RE3+ =	Ho3+	Er3+	Tm3+	Yb3+	Lu3+
4fn ion	10	11	12	13	14
S	2	3/2	1	1/2	0
L	6	6	5	3	0
J	8	15/2	6	7/2	0
$g_J$	1.25	1.2	1.167	1.143	–
${}^{2S+1}L_J$	${}^{5}I_8$	${}^{4}I_{15/2}$	${}^{3}H_6$	${}^{2}F_{7/2}$	${}^{1}S_0$
${\mu }_{\text{eff}-\text{meas}}\left({\mu }_{\text{B}}\right)$	11.03	10.20	8.35	5.63	4.98
${\mu }_{\text{eff}-\text{theo}}^{\text{RE}}\left({\mu }_{\text{B}}\right)$	10.607	9.581	7.561	4.536	0
${\mu }_{\text{eff}-\text{theo}}^{\text{total}}\left({\mu }_{\text{B}}\right)$	11.292	10.334	8.495	5.964	3.873
$M_{\text{meas}}\left({\mu }_{\text{B}}\right)$	3.999 (1)	6.385 (1)	2.868 (1)	0.883 (1)	1.197 (1)

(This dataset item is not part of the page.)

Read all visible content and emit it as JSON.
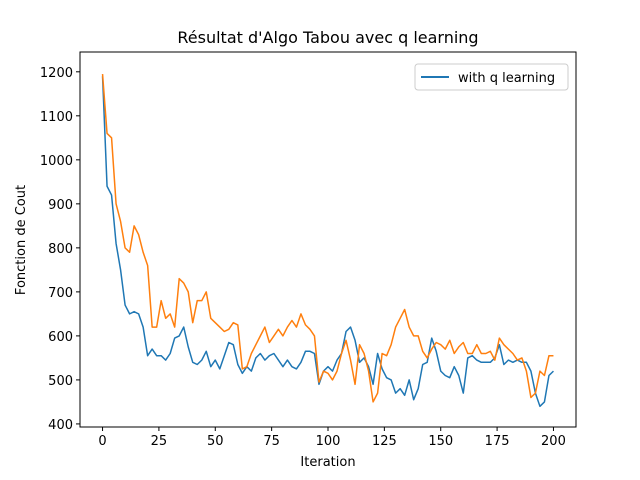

$M_{\text{sat}-\text{theo}}^{\text{RE}}\left({\mu }_{\text{B}}\right)$	10	9	7	4	0
$M_{\text{sat}-\text{theo}}^{\text{total}}\left({\mu }_{\text{B}}\right)$	10.440	9.487	7.616	5	3
TN (K)	143.2 (1)	135.4 (1)	125.9 (1)	117.9 (1)	122.3 (1)
θCW (K)	19.6 (1)	−30.0 (1)	−90.6 (4)	−17.4 (1)	−110.4 (2)

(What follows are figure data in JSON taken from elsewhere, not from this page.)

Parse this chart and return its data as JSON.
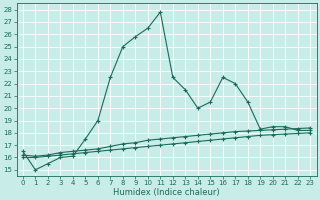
{
  "xlabel": "Humidex (Indice chaleur)",
  "bg_color": "#c8ece8",
  "grid_color": "#ffffff",
  "line_color": "#1a6b5a",
  "xlim": [
    -0.5,
    23.5
  ],
  "ylim": [
    14.5,
    28.5
  ],
  "yticks": [
    15,
    16,
    17,
    18,
    19,
    20,
    21,
    22,
    23,
    24,
    25,
    26,
    27,
    28
  ],
  "xticks": [
    0,
    1,
    2,
    3,
    4,
    5,
    6,
    7,
    8,
    9,
    10,
    11,
    12,
    13,
    14,
    15,
    16,
    17,
    18,
    19,
    20,
    21,
    22,
    23
  ],
  "xtick_labels": [
    "0",
    "1",
    "2",
    "3",
    "4",
    "5",
    "6",
    "7",
    "8",
    "9",
    "10",
    "11",
    "12",
    "13",
    "14",
    "15",
    "16",
    "17",
    "18",
    "19",
    "20",
    "21",
    "22",
    "23"
  ],
  "series1_x": [
    0,
    1,
    2,
    3,
    4,
    5,
    6,
    7,
    8,
    9,
    10,
    11,
    12,
    13,
    14,
    15,
    16,
    17,
    18,
    19,
    20,
    21,
    22,
    23
  ],
  "series1_y": [
    16.5,
    15.0,
    15.5,
    16.0,
    16.1,
    17.5,
    19.0,
    22.5,
    25.0,
    25.8,
    26.5,
    27.8,
    22.5,
    21.5,
    20.0,
    20.5,
    22.5,
    22.0,
    20.5,
    18.3,
    18.5,
    18.5,
    18.2,
    18.2
  ],
  "series2_x": [
    0,
    1,
    2,
    3,
    4,
    5,
    6,
    7,
    8,
    9,
    10,
    11,
    12,
    13,
    14,
    15,
    16,
    17,
    18,
    19,
    20,
    21,
    22,
    23
  ],
  "series2_y": [
    16.2,
    16.1,
    16.2,
    16.4,
    16.5,
    16.6,
    16.7,
    16.9,
    17.1,
    17.2,
    17.4,
    17.5,
    17.6,
    17.7,
    17.8,
    17.9,
    18.0,
    18.1,
    18.15,
    18.2,
    18.25,
    18.3,
    18.35,
    18.4
  ],
  "series3_x": [
    0,
    1,
    2,
    3,
    4,
    5,
    6,
    7,
    8,
    9,
    10,
    11,
    12,
    13,
    14,
    15,
    16,
    17,
    18,
    19,
    20,
    21,
    22,
    23
  ],
  "series3_y": [
    16.0,
    16.0,
    16.1,
    16.2,
    16.3,
    16.4,
    16.5,
    16.6,
    16.7,
    16.8,
    16.9,
    17.0,
    17.1,
    17.2,
    17.3,
    17.4,
    17.5,
    17.6,
    17.7,
    17.8,
    17.85,
    17.9,
    17.95,
    18.0
  ],
  "tick_fontsize": 5,
  "xlabel_fontsize": 6,
  "marker_size": 2.5,
  "line_width": 0.8
}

We listed values of the measured (meas) (μ_eff-meas) and theoretical (theo) effective PM moments $\left({\mu }_{\text{eff}-\text{theo}}^{\text{Cr}}=g_J{\mu }_{\text{B}}\sqrt{S\left(S+1\right)}=3.873{\mu }_{\text{B}}\left({\text{Cr}}^{3+}:3d^3,J=S=\frac{3}{2},g_J=2\right),{\mu }_{\text{eff}-\text{theo}}^{\text{RE}}=g_J{\mu }_B\sqrt{J\left(J+1\right)},\text{and}{\mu }_{\text{eff}-\text{theo}}^{\text{total}}=\sqrt{{\left({\mu }_{\text{eff}-\text{theo}}^{\text{RE}}\right)}^2+{\left({\mu }_{\text{eff}-\text{theo}}^{\text{Cr}}\right)}^2}\right)$, the measured moment (M_meas per formula at 1.8 K and 14 T), and the theoretical saturation moments $\left(M_{\text{sat}-\text{theo}}^{\text{Cr}}=g_J{\mu }_{\text{B}}S=3{\mu }_B,M_{\text{sat}-\text{theo}}^{\text{RE}}=g_J{\mu }_{\text{B}}J,\text{and}{M}_{\text{sat}-\text{theo}}^{\text{total}}=\sqrt{{\left(M_{\text{sat}-\text{theo}}^{\text{RE}}\right)}^2+{\left(M_{\text{sat}-\text{theo}}^{\text{Cr}}\right)}^2}\right)$. The values of T_N, μ_eff-meas, and CW temperature (θ_CW) were extracted from the M-T measurements by the CW-law fitting. The values of M_meas were extracted from the M-B data. The numbers in parenthesis are the estimated standard deviations of the (next) last significant digit. Some parameters of YCrO₃ (Zhu et al., 2020a) and GdCrO₃ (Zhu et al., 2020c) were referred to in our previous studies.